PERSONAL LIABILITY OF OFFICERS AND DIRECTORS
- The personal liability of each officer and director of the corporation for monetary damage for breach of fiduciary duty as an officer or director shall be eliminated to the full extent permitted by S 48-52-102(3) of the Tennessee Code annotated.
- The corporation shall indemnify an individual who is a party to a proceeding because such individual is or was a member of the board of directors, an officer of the corporation, or an employee or agent of the corporation against liability incurred in the proceeding and, prior to the disposition thereof, advance the reasonable expenses incurred by such individual to the extent permitted under S48-58-502, S48-58-504, and S48-58-507 of the Tennessee Coded Annotated. The determination of entitlement to indemnification and advancement of expenses shall be made in accordance with S48-58-506 of the Tennessee Code Annotated. Every reference herein to a member of the board of directors, officer, employee or agent of the corporation shall include every director, officer, employee and agent thereof and former director, officer, employee and agent thereof. The right of indemnification herein provided shall be in addition to any and all rights to which any director, officer, employee or agent of the association might otherwise be entitled and provisions hereof shall neither impair nor adversely affect such rights.

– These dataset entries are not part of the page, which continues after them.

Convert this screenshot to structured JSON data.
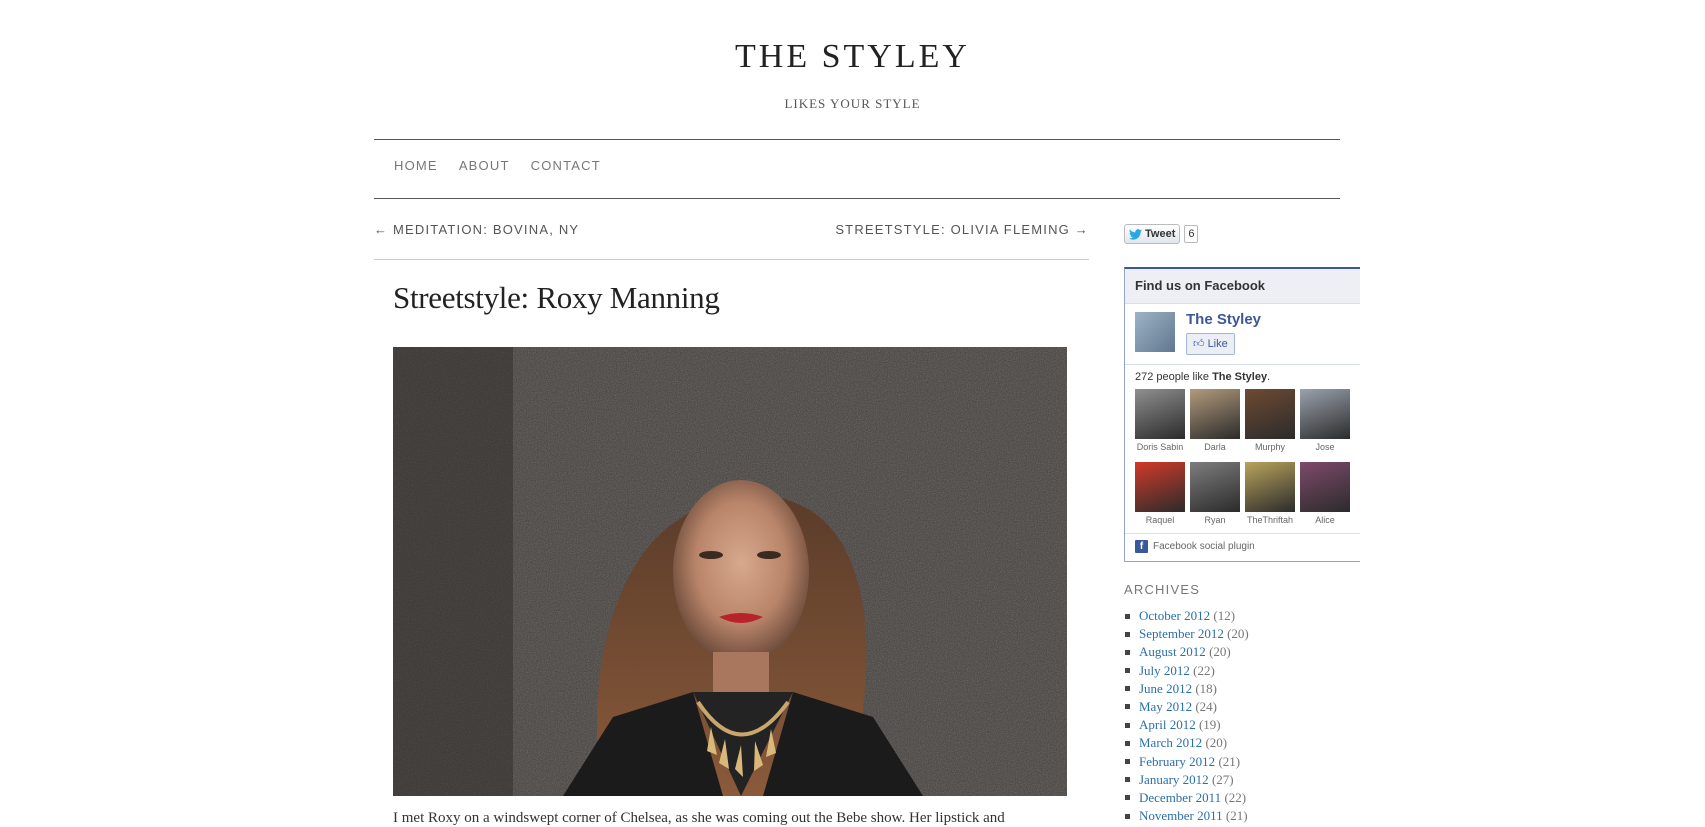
{
  "site": {
    "title": "THE STYLEY",
    "tagline": "LIKES YOUR STYLE"
  },
  "nav": {
    "items": [
      {
        "label": "HOME"
      },
      {
        "label": "ABOUT"
      },
      {
        "label": "CONTACT"
      }
    ]
  },
  "post_nav": {
    "prev": "← MEDITATION: BOVINA, NY",
    "next": "STREETSTYLE: OLIVIA FLEMING →"
  },
  "post": {
    "title": "Streetstyle: Roxy Manning",
    "intro": "I met Roxy on a windswept corner of Chelsea, as she was coming out the Bebe show. Her lipstick and"
  },
  "tweet": {
    "label": "Tweet",
    "count": "6"
  },
  "facebook": {
    "header": "Find us on Facebook",
    "page_name": "The Styley",
    "like_label": "Like",
    "count_prefix": "272 people like ",
    "count_page": "The Styley",
    "count_suffix": ".",
    "fans": [
      {
        "name": "Doris Sabin",
        "color": "#8f8f8f"
      },
      {
        "name": "Darla",
        "color": "#b39a7c"
      },
      {
        "name": "Murphy",
        "color": "#6e4a33"
      },
      {
        "name": "Jose",
        "color": "#9aa2ad"
      },
      {
        "name": "Raquel",
        "color": "#d13a2a"
      },
      {
        "name": "Ryan",
        "color": "#7d7d7d"
      },
      {
        "name": "TheThriftah",
        "color": "#b9a35c"
      },
      {
        "name": "Alice",
        "color": "#7e4a6b"
      }
    ],
    "footer": "Facebook social plugin"
  },
  "archives": {
    "heading": "ARCHIVES",
    "items": [
      {
        "month": "October 2012",
        "count": "(12)"
      },
      {
        "month": "September 2012",
        "count": "(20)"
      },
      {
        "month": "August 2012",
        "count": "(20)"
      },
      {
        "month": "July 2012",
        "count": "(22)"
      },
      {
        "month": "June 2012",
        "count": "(18)"
      },
      {
        "month": "May 2012",
        "count": "(24)"
      },
      {
        "month": "April 2012",
        "count": "(19)"
      },
      {
        "month": "March 2012",
        "count": "(20)"
      },
      {
        "month": "February 2012",
        "count": "(21)"
      },
      {
        "month": "January 2012",
        "count": "(27)"
      },
      {
        "month": "December 2011",
        "count": "(22)"
      },
      {
        "month": "November 2011",
        "count": "(21)"
      }
    ]
  },
  "colors": {
    "link": "#2a6fa8",
    "facebook": "#3b5998"
  }
}
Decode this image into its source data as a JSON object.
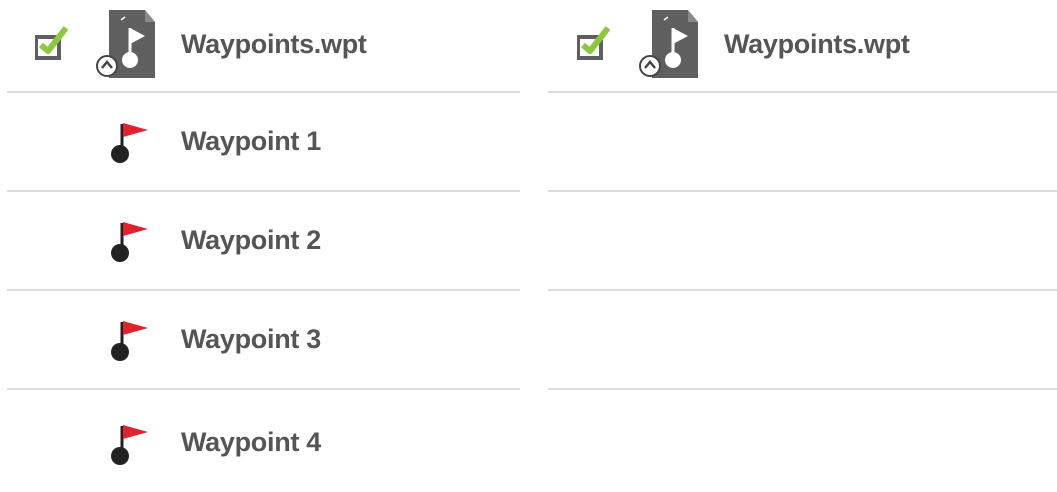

The board will establish committees as needed which may include:
- Nominating Committee
- Government/Legal Affairs Committee
- Social Committee
- Newsletter/Web Site Committee
- Grounds Committee
- Membership/Block Captain Committee
- The Association will meet at a minimum of one time per year. The meeting dates will be established by the President and approved by the Board of Directors. Notification will be by written or oral notice. Other meetings as deemed necessary by the Board of Directors may be held. Homeowners will be notified at least five (5) days before such meeting by written or oral notice. The purpose of the meeting shall be included in the notice.
- A special meeting of the Association may be called upon written request to the President by a minimum of eight (8) voting members of the Association.
- Board of Directors meeting shall be called as necessary by the President or a majority of the Board of Directors.
- Decisions made at the annual meeting require approval of quorum of qualified voters. Ten percent of the paid Homeowner membership will constitute a quorum.
ELECTION OF OFFICERS:
- The officers shall be elected at the annual meeting of the Association and shall take office at the fall meeting of the Board of Directors.
- The officers shall serve for two (2) year terms and can be elected to consecutive terms.
- The office of President and Secretary are voted in odd years and the Vice President and Treasurer in even years to enable consistency of the Board.
- The Nominating Committee shall present a slate of nominees for the offices to be filled at the annual meeting, followed by a vote.
- Nominees must be dues paying members.
- Nominees must receive a simple majority of votes placed.
- The Board of Directors will have the responsibility of creating any amendments to the By-Laws and have them ratified by the members of the Association.
- The By-laws may be amended at any regular or special meeting of the membership with 30 days notice given to all members.
- Proposed changes must be approved by a majority of voters present.